312 grams rice flour
½ tablespoon salt
¼ teaspoon Mama Sita's achuete annatto powder
2 pounds lamb shoulder, cut into 1-inch cubes
2 tablespoonds finely chopped garlic
¼ cup Datu Puti cane vinegar
¼ cup soy sauce
2 tablespoons Maggi liquid seasoning
½ tablespoon salt
1 teaspoon black pepper
2 tablespoons oil
1 pod star anise
1 bay leaf
1 tablespoon brown sugar, packed
To Assemble and Serve
Oil for frying
Pinakurat vinegar gel
Pickled shallots
Thinly sliced radish
Flowering mizuna
Petite watercress


For the Dough

In a bowl, combine all ingredients. In a pot, bring 575 grams water to boil. Decrease heat to low and slowly add the dry mixture. Stir until dough comes together. Keep mixing until flour is cooked, about 3 minutes.
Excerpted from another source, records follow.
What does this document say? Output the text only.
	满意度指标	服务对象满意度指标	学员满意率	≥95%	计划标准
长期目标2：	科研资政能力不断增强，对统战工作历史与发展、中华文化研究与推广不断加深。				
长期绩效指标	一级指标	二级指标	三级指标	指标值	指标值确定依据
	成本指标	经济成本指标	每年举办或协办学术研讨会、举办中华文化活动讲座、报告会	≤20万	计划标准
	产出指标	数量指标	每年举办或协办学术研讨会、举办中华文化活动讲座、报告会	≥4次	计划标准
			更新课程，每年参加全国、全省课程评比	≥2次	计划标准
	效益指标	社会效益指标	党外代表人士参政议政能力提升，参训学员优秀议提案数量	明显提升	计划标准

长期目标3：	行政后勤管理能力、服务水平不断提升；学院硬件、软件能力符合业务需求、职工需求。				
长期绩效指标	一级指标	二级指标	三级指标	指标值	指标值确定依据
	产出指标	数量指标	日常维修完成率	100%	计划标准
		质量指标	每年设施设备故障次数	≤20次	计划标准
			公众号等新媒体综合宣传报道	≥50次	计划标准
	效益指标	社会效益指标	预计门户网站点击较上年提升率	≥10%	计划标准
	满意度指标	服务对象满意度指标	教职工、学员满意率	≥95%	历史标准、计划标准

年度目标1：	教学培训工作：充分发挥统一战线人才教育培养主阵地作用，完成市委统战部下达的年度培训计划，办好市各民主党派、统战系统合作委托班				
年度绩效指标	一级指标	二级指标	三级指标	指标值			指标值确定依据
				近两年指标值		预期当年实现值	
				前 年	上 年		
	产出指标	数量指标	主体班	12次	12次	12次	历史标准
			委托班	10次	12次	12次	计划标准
To a bowl of a stand mixer fitted with a hook, transfer dough and mix on medium speed for 2 minutes. Cool, wrap, and refrigerate. 

For the Filling

Heat oven to 325ºF. In a bowl, combine lamb, garlic, vinegar, soy, Maggi, salt, and pepper. In a Dutch oven over medium flame, heat oil. Working in small batches, sear lamb until browned evenly on all sides. Deglaze with 1¼ cups water, and add anise, bay, and sugar; stir. Bring to boil, cover, and braise in oven 1 hour, until meat is tender; cool in vessel. When braise is room temperature, finely chop meat, transfer to a hotel pan, cover, and refrigerate.

To Assemble and Serve

Heat deep fryer to 350ºF. Using a small ice cream scoop, scoop a leveled scoop of Dough into your hand. Knead dough in your hand until smooth. Roll dough into a ball. Using a tortilla press, flatten dough into rounds. Holding flattened dough in your hand, place appropriate amount of Filling in center. Fold dough over filling and pinch edges to seal in a half moon shape. Fry empanada 3 minutes, until golden on both sides. Cool on a rack. Arrange empanadas on a platter. Garnish with gel, shallots, radish, and mizuna.